DESEJA-SE EXTINGUIR O ABORTO SEM BUSCAR CAUSAS E COM CINISMO


Há temas que suscitam posições extremamente antagônicas. Dizem respeito a valores fundamentais das pessoas. A vida é um destes temas, particularmente quando enfrenta a questão do aborto.

O assunto sempre é atirado à responsabilidade da mulher. Ela suporta todos os ônus da prática do aborto ou da preservação do feto. Em tempos de novos pensamentos, a mulher ainda continua prisioneira de seu próprio corpo.

Muitas sociedades enfrentaram de frente o grave problema. Debates intensos se desenvolveram. A opinião pública foi captada e soluções dolorosas, mas realistas foram encontradas.

No decorrer do século XX, numerosos países adotaram a “exclusão da ilicitude nos casos de interrupção voluntária da gravidez”. Libertaram a mulher da responsabilidade criminal pelo controle de seu corpo.

Muitos chamaram a este movimento de Revolução do Aborto e, ainda assim, pensadores reconheceram ser este “o mais complexo e o mais importante dos assuntos da política da família”.

Em países de profunda laicidade, bem como de religiosidade tradicional, novas normas mereceram elaboração e a mulher foi protegida física e psicologicamente ao se submete a ação abortiva.

Entre os países que, recentemente, reelaboraram leis sobre o tema se encontram Espanha e Portugal, duas sociedades com valores similares aos presentes em nossa comunidade nacional.

Após a promulgação dos documentos legais, não há notícias de qualquer exasperação da prática nestas sociedades. Às mulheres foi reconhecido o direito sobre seus corpos e estas souberam agir com sabedoria.

Não há ninguém a favor da interrupção da gravidez. O mais rude dos seres humanos tem, em sua consciência, marcada a importância da vida, inclusive em seus estágios iniciais.

No entanto, há situações da vida e acontecimentos inusitados que merecem ser objeto de um debate amplo, sem falsos preconceitos. A vida deve ser preservada, especialmente da mulher, sempre depositária das futuras gerações.

Oportuna, pois, a pesquisa realizada pela Universidade de Brasília. Ela mostra as circunstâncias em que a mulher se submete à interrupção e ainda o cenário social onde ela se insere.

Uma universidade tem a responsabilidade de pesquisar situações de ponta da sociedade. Não deve se preservar em castelos cercados por muros por todos os lados.

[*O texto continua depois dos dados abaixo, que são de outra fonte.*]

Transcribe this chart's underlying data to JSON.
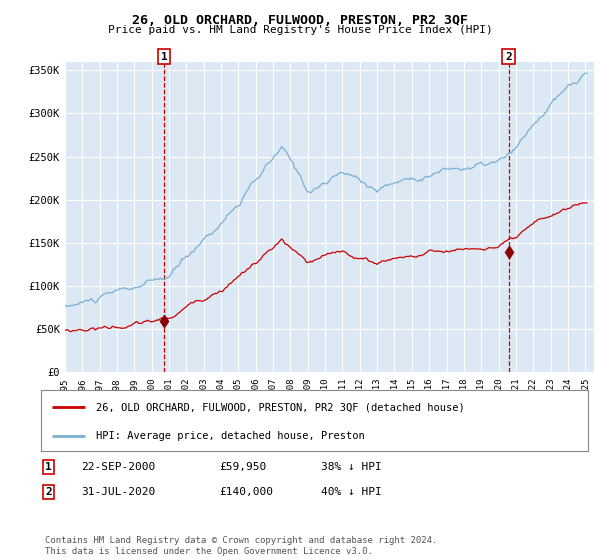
{
  "title": "26, OLD ORCHARD, FULWOOD, PRESTON, PR2 3QF",
  "subtitle": "Price paid vs. HM Land Registry's House Price Index (HPI)",
  "bg_color": "#dce9f5",
  "hpi_color": "#7bafd4",
  "price_color": "#cc0000",
  "marker_color": "#8b0000",
  "vline1_color": "#cc0000",
  "vline2_color": "#cc0000",
  "ylim": [
    0,
    360000
  ],
  "yticks": [
    0,
    50000,
    100000,
    150000,
    200000,
    250000,
    300000,
    350000
  ],
  "ytick_labels": [
    "£0",
    "£50K",
    "£100K",
    "£150K",
    "£200K",
    "£250K",
    "£300K",
    "£350K"
  ],
  "sale1_price": 59950,
  "sale1_year": 2000.72,
  "sale2_price": 140000,
  "sale2_year": 2020.58,
  "legend_property": "26, OLD ORCHARD, FULWOOD, PRESTON, PR2 3QF (detached house)",
  "legend_hpi": "HPI: Average price, detached house, Preston",
  "copyright": "Contains HM Land Registry data © Crown copyright and database right 2024.\nThis data is licensed under the Open Government Licence v3.0."
}
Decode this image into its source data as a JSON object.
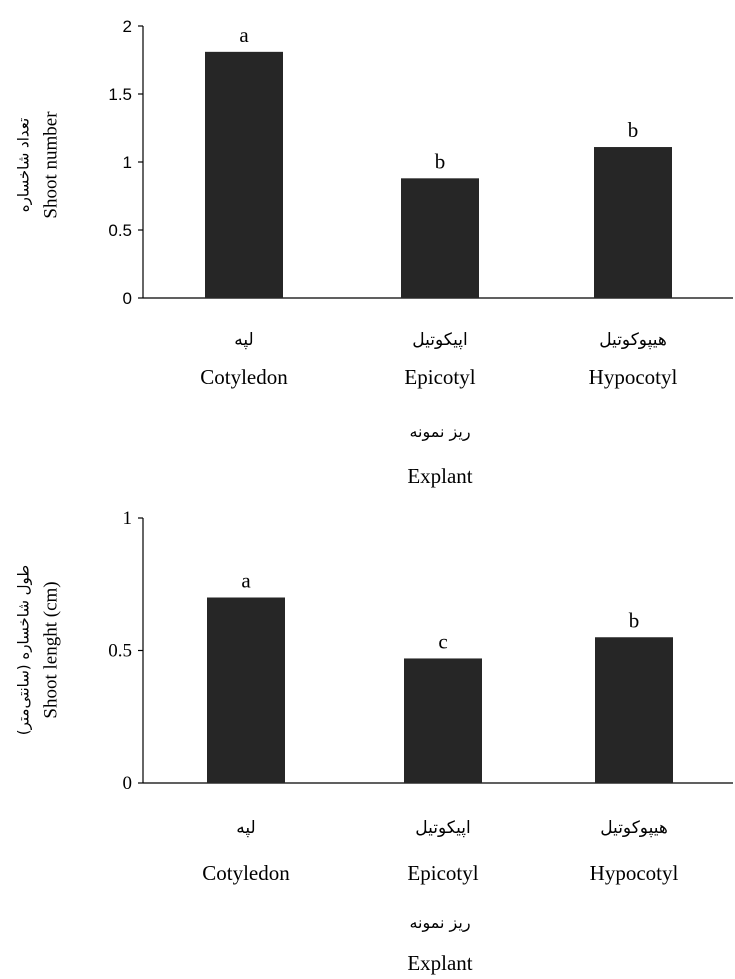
{
  "chart_data": [
    {
      "type": "bar",
      "categories": [
        "Cotyledon",
        "Epicotyl",
        "Hypocotyl"
      ],
      "categories_fa": [
        "لپه",
        "اپیکوتیل",
        "هیپوکوتیل"
      ],
      "values": [
        1.81,
        0.88,
        1.11
      ],
      "letters": [
        "a",
        "b",
        "b"
      ],
      "ylim": [
        0,
        2
      ],
      "yticks": [
        "0",
        "0.5",
        "1",
        "1.5",
        "2"
      ],
      "ylabel": "Shoot number",
      "ylabel_fa": "تعداد شاخساره",
      "xlabel": "Explant",
      "xlabel_fa": "ریز نمونه",
      "bar_color": "#262626"
    },
    {
      "type": "bar",
      "categories": [
        "Cotyledon",
        "Epicotyl",
        "Hypocotyl"
      ],
      "categories_fa": [
        "لپه",
        "اپیکوتیل",
        "هیپوکوتیل"
      ],
      "values": [
        0.7,
        0.47,
        0.55
      ],
      "letters": [
        "a",
        "c",
        "b"
      ],
      "ylim": [
        0,
        1
      ],
      "yticks": [
        "0",
        "0.5",
        "1"
      ],
      "ylabel": "Shoot lenght (cm)",
      "ylabel_fa": "طول شاخساره (سانتی‌متر)",
      "xlabel": "Explant",
      "xlabel_fa": "ریز نمونه",
      "bar_color": "#262626"
    }
  ]
}
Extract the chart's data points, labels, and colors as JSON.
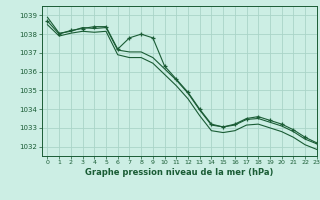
{
  "title": "Graphe pression niveau de la mer (hPa)",
  "background_color": "#cceee4",
  "grid_color": "#aad4c8",
  "line_color": "#1a5c35",
  "xlim": [
    -0.5,
    23
  ],
  "ylim": [
    1031.5,
    1039.5
  ],
  "yticks": [
    1032,
    1033,
    1034,
    1035,
    1036,
    1037,
    1038,
    1039
  ],
  "xticks": [
    0,
    1,
    2,
    3,
    4,
    5,
    6,
    7,
    8,
    9,
    10,
    11,
    12,
    13,
    14,
    15,
    16,
    17,
    18,
    19,
    20,
    21,
    22,
    23
  ],
  "series": [
    {
      "x": [
        0,
        1,
        2,
        3,
        4,
        5,
        6,
        7,
        8,
        9,
        10,
        11,
        12,
        13,
        14,
        15,
        16,
        17,
        18,
        19,
        20,
        21,
        22,
        23
      ],
      "y": [
        1038.7,
        1038.0,
        1038.2,
        1038.3,
        1038.4,
        1038.4,
        1037.2,
        1037.8,
        1038.0,
        1037.8,
        1036.3,
        1035.6,
        1034.9,
        1034.0,
        1033.2,
        1033.05,
        1033.2,
        1033.5,
        1033.6,
        1033.4,
        1033.2,
        1032.9,
        1032.5,
        1032.2
      ],
      "marker": true
    },
    {
      "x": [
        0,
        1,
        2,
        3,
        4,
        5,
        6,
        7,
        8,
        9,
        10,
        11,
        12,
        13,
        14,
        15,
        16,
        17,
        18,
        19,
        20,
        21,
        22,
        23
      ],
      "y": [
        1038.9,
        1038.05,
        1038.15,
        1038.35,
        1038.3,
        1038.35,
        1037.15,
        1037.05,
        1037.05,
        1036.75,
        1036.15,
        1035.55,
        1034.85,
        1033.95,
        1033.15,
        1033.05,
        1033.15,
        1033.45,
        1033.5,
        1033.3,
        1033.1,
        1032.8,
        1032.4,
        1032.15
      ],
      "marker": false
    },
    {
      "x": [
        0,
        1,
        2,
        3,
        4,
        5,
        6,
        7,
        8,
        9,
        10,
        11,
        12,
        13,
        14,
        15,
        16,
        17,
        18,
        19,
        20,
        21,
        22,
        23
      ],
      "y": [
        1038.5,
        1037.9,
        1038.05,
        1038.15,
        1038.1,
        1038.15,
        1036.9,
        1036.75,
        1036.75,
        1036.45,
        1035.85,
        1035.25,
        1034.55,
        1033.65,
        1032.85,
        1032.75,
        1032.85,
        1033.15,
        1033.2,
        1033.0,
        1032.8,
        1032.5,
        1032.1,
        1031.85
      ],
      "marker": false
    }
  ],
  "title_fontsize": 6,
  "tick_fontsize": 5
}
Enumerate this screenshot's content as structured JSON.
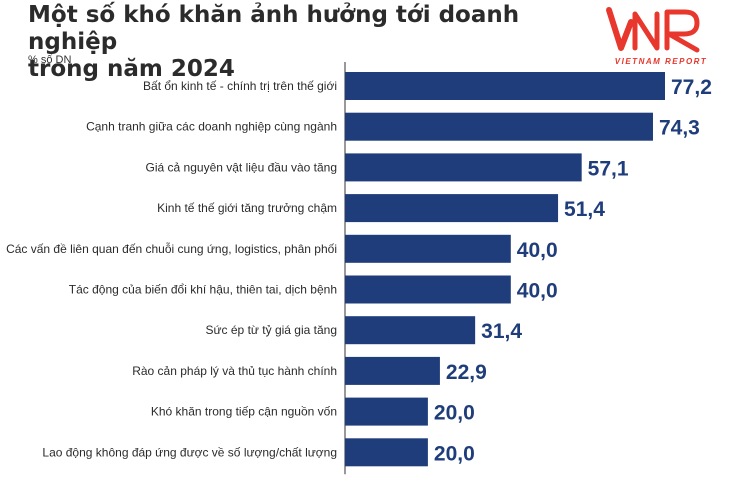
{
  "header": {
    "title_line1": "Một số khó khăn ảnh hưởng tới doanh nghiệp",
    "title_line2": "trong năm 2024",
    "unit": "% số DN"
  },
  "logo": {
    "mark": "VNR",
    "tagline": "VIETNAM REPORT",
    "color": "#e8372c"
  },
  "colors": {
    "bar": "#1f3d7a",
    "label": "#2b2b2b",
    "value": "#1f3d7a",
    "axis": "#333333"
  },
  "chart_data": {
    "type": "bar",
    "orientation": "horizontal",
    "title": "Một số khó khăn ảnh hưởng tới doanh nghiệp trong năm 2024",
    "xlabel": "",
    "ylabel": "% số DN",
    "xlim": [
      0,
      80
    ],
    "grid": false,
    "categories": [
      "Bất ổn kinh tế - chính trị trên thế giới",
      "Cạnh tranh giữa các doanh nghiệp cùng ngành",
      "Giá cả nguyên vật liệu đầu vào tăng",
      "Kinh tế thế giới tăng trưởng chậm",
      "Các vấn đề liên quan đến chuỗi cung ứng, logistics, phân phối",
      "Tác động của biến đổi khí hậu, thiên tai, dịch bệnh",
      "Sức ép từ tỷ giá gia tăng",
      "Rào cản pháp lý và thủ tục hành chính",
      "Khó khăn trong tiếp cận nguồn vốn",
      "Lao động không đáp ứng được về số lượng/chất lượng"
    ],
    "values": [
      77.2,
      74.3,
      57.1,
      51.4,
      40.0,
      40.0,
      31.4,
      22.9,
      20.0,
      20.0
    ],
    "value_labels": [
      "77,2",
      "74,3",
      "57,1",
      "51,4",
      "40,0",
      "40,0",
      "31,4",
      "22,9",
      "20,0",
      "20,0"
    ]
  }
}
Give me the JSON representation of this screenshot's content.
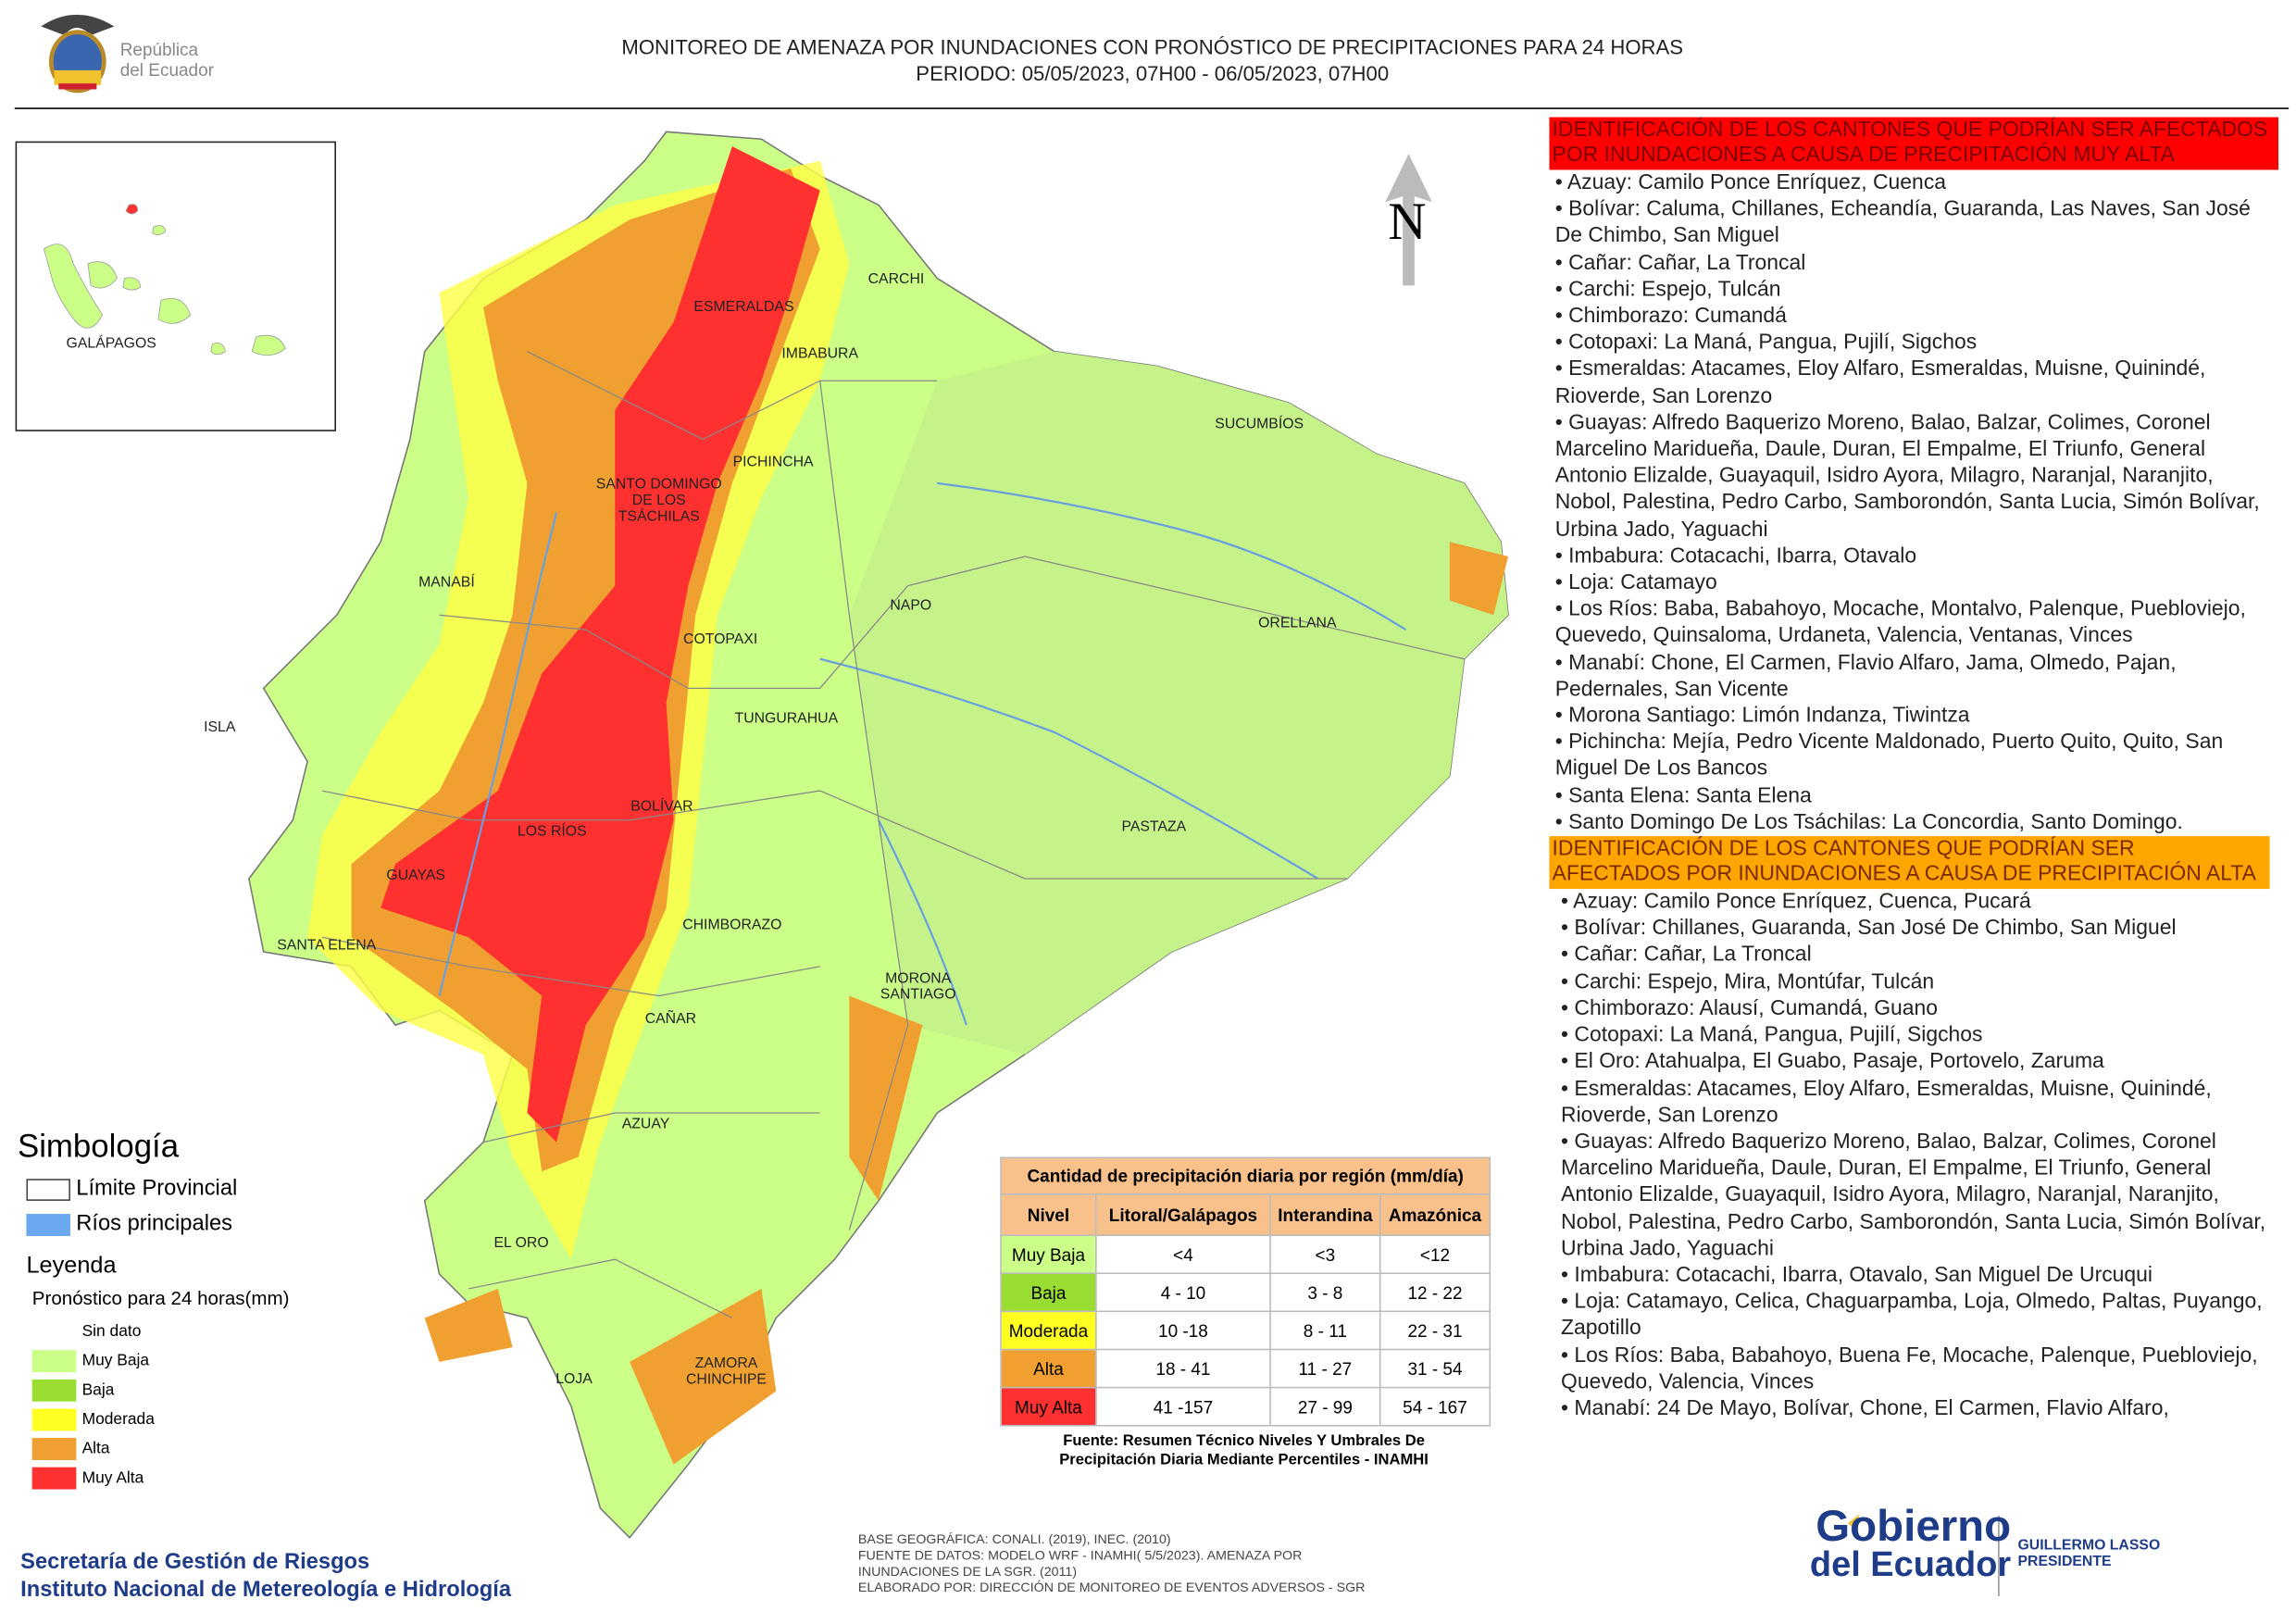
{
  "header": {
    "logo_lines": [
      "República",
      "del Ecuador"
    ],
    "title": "MONITOREO DE AMENAZA POR INUNDACIONES  CON PRONÓSTICO DE  PRECIPITACIONES PARA 24 HORAS",
    "period": "PERIODO: 05/05/2023, 07H00 - 06/05/2023, 07H00"
  },
  "map": {
    "north": "N",
    "inset_label": "GALÁPAGOS",
    "provinces": [
      "CARCHI",
      "ESMERALDAS",
      "IMBABURA",
      "SUCUMBÍOS",
      "PICHINCHA",
      "SANTO DOMINGO DE LOS TSÁCHILAS",
      "MANABÍ",
      "NAPO",
      "ORELLANA",
      "COTOPAXI",
      "ISLA",
      "TUNGURAHUA",
      "BOLÍVAR",
      "PASTAZA",
      "LOS RÍOS",
      "GUAYAS",
      "CHIMBORAZO",
      "SANTA ELENA",
      "MORONA SANTIAGO",
      "CAÑAR",
      "AZUAY",
      "EL ORO",
      "ZAMORA CHINCHIPE",
      "LOJA"
    ]
  },
  "panel": {
    "sections": [
      {
        "heading": "IDENTIFICACIÓN DE LOS CANTONES QUE PODRÍAN SER AFECTADOS POR INUNDACIONES  A CAUSA DE PRECIPITACIÓN MUY ALTA",
        "items": [
          "Azuay: Camilo Ponce Enríquez, Cuenca",
          "Bolívar: Caluma, Chillanes, Echeandía, Guaranda, Las Naves, San José De Chimbo, San Miguel",
          "Cañar: Cañar, La Troncal",
          "Carchi: Espejo, Tulcán",
          "Chimborazo: Cumandá",
          "Cotopaxi: La Maná, Pangua, Pujilí, Sigchos",
          "Esmeraldas: Atacames, Eloy Alfaro, Esmeraldas, Muisne, Quinindé, Rioverde, San Lorenzo",
          "Guayas: Alfredo Baquerizo Moreno, Balao, Balzar, Colimes, Coronel Marcelino Maridueña, Daule, Duran, El Empalme, El Triunfo, General Antonio Elizalde, Guayaquil, Isidro Ayora, Milagro, Naranjal, Naranjito, Nobol, Palestina, Pedro Carbo, Samborondón, Santa Lucia, Simón Bolívar, Urbina Jado, Yaguachi",
          "Imbabura: Cotacachi, Ibarra, Otavalo",
          "Loja: Catamayo",
          "Los Ríos: Baba, Babahoyo, Mocache, Montalvo, Palenque, Puebloviejo, Quevedo, Quinsaloma, Urdaneta, Valencia, Ventanas, Vinces",
          "Manabí: Chone, El Carmen, Flavio Alfaro, Jama, Olmedo, Pajan, Pedernales, San Vicente",
          "Morona Santiago: Limón Indanza, Tiwintza",
          "Pichincha: Mejía, Pedro Vicente Maldonado, Puerto Quito, Quito, San Miguel De Los Bancos",
          "Santa Elena: Santa Elena",
          "Santo Domingo De Los Tsáchilas: La Concordia, Santo Domingo."
        ]
      },
      {
        "heading": "IDENTIFICACIÓN DE LOS CANTONES QUE  PODRÍAN SER AFECTADOS POR INUNDACIONES  A CAUSA DE PRECIPITACIÓN ALTA",
        "items": [
          "Azuay: Camilo Ponce Enríquez, Cuenca, Pucará",
          "Bolívar: Chillanes, Guaranda, San José De Chimbo, San Miguel",
          "Cañar: Cañar, La Troncal",
          "Carchi: Espejo, Mira, Montúfar, Tulcán",
          "Chimborazo: Alausí, Cumandá, Guano",
          "Cotopaxi: La Maná, Pangua, Pujilí, Sigchos",
          "El Oro: Atahualpa, El Guabo, Pasaje, Portovelo, Zaruma",
          "Esmeraldas: Atacames, Eloy Alfaro, Esmeraldas, Muisne, Quinindé, Rioverde, San Lorenzo",
          "Guayas: Alfredo Baquerizo Moreno, Balao, Balzar, Colimes, Coronel Marcelino Maridueña, Daule, Duran, El Empalme, El Triunfo, General Antonio Elizalde, Guayaquil, Isidro Ayora, Milagro, Naranjal, Naranjito, Nobol, Palestina, Pedro Carbo, Samborondón, Santa Lucia, Simón Bolívar, Urbina Jado, Yaguachi",
          "Imbabura: Cotacachi, Ibarra, Otavalo, San Miguel De Urcuqui",
          "Loja: Catamayo, Celica, Chaguarpamba, Loja, Olmedo, Paltas, Puyango, Zapotillo",
          "Los Ríos: Baba, Babahoyo, Buena Fe, Mocache, Palenque, Puebloviejo, Quevedo, Valencia, Vinces",
          "Manabí: 24 De Mayo, Bolívar, Chone, El Carmen, Flavio Alfaro,"
        ]
      }
    ]
  },
  "legend": {
    "symbology_title": "Simbología",
    "symbols": [
      "Límite Provincial",
      "Ríos principales"
    ],
    "legend_title": "Leyenda",
    "subtitle": "Pronóstico para 24 horas(mm)",
    "levels": [
      "Sin dato",
      "Muy Baja",
      "Baja",
      "Moderada",
      "Alta",
      "Muy Alta"
    ]
  },
  "table": {
    "title": "Cantidad de precipitación diaria por región (mm/día)",
    "headers": [
      "Nivel",
      "Litoral/Galápagos",
      "Interandina",
      "Amazónica"
    ],
    "rows": [
      [
        "Muy Baja",
        "<4",
        "<3",
        "<12"
      ],
      [
        "Baja",
        "4 - 10",
        "3 - 8",
        "12 - 22"
      ],
      [
        "Moderada",
        "10 -18",
        "8 - 11",
        "22 - 31"
      ],
      [
        "Alta",
        "18 - 41",
        "11 - 27",
        "31 - 54"
      ],
      [
        "Muy Alta",
        "41 -157",
        "27 - 99",
        "54 - 167"
      ]
    ],
    "source": [
      "Fuente: Resumen Técnico Niveles Y Umbrales De",
      "Precipitación Diaria Mediante Percentiles - INAMHI"
    ]
  },
  "footer": {
    "orgs": [
      "Secretaría de Gestión de Riesgos",
      "Instituto Nacional de Metereología e Hidrología"
    ],
    "notes": [
      "BASE GEOGRÁFICA: CONALI. (2019), INEC. (2010)",
      "FUENTE DE DATOS: MODELO WRF - INAMHI( 5/5/2023).  AMENAZA POR",
      "INUNDACIONES DE LA SGR. (2011)",
      "ELABORADO POR: DIRECCIÓN DE MONITOREO DE EVENTOS ADVERSOS - SGR"
    ],
    "gov": [
      "Gobierno",
      "del Ecuador"
    ],
    "president": [
      "GUILLERMO LASSO",
      "PRESIDENTE"
    ]
  }
}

É cansativo constatar que as universidades brasileiras, comumente, se dedicam a pesquisar o óbvio. Fogem de novos desafios e procuram ficar alheias à realidade social que as cercam.

A UNB, concebida por um pensador que se dedicou a pensar o Brasil, Darcy Ribeiro, mostra destemor e coragem ao pesquisar o assunto tão marginalizado na nossa política e nos meios de comunicação.

A Pesquisa Nacional do Aborto é corajosa iniciativa que, certamente, provocará reações díspares. Pouco importa. O importante é romper o cinismo existente em todos os espaços de nossa sociedade.

Costuma-se, por aqui, esconder a realidade e viver falsa normalidade. É assim em todos os campos. A criminalidade é concebida como mera questão de polícia.

Não se buscam as causas. Apenas deseja-se o extermínio do indesejável, especialmente para as minorias do vértice social. O aborto coloca-se no mesmo quadro, com agravantes em virtude da religiosidade.

Como outros povos fizeram, é necessário encarar o problema com seriedade, preservação da escala de valores, sem esquecer os desconfortos da vida, particularmente da mulher.

Fechar os olhos para a realidade é preservar dois cenários: o da criminalidade e do sofrimento para as mulheres pobres e a do conforto dos hospitais de ponta para as mulheres abonadas. É cínico.

A UNB mostrou-se digna de sua sistória e capaz de ser contemporânea de seu tempo. Merece respeito de todos aqueles que admiram as instituições, quando deixam de lado as vaidades acadêmicas e se lançam na busca de soluções contemporâneas.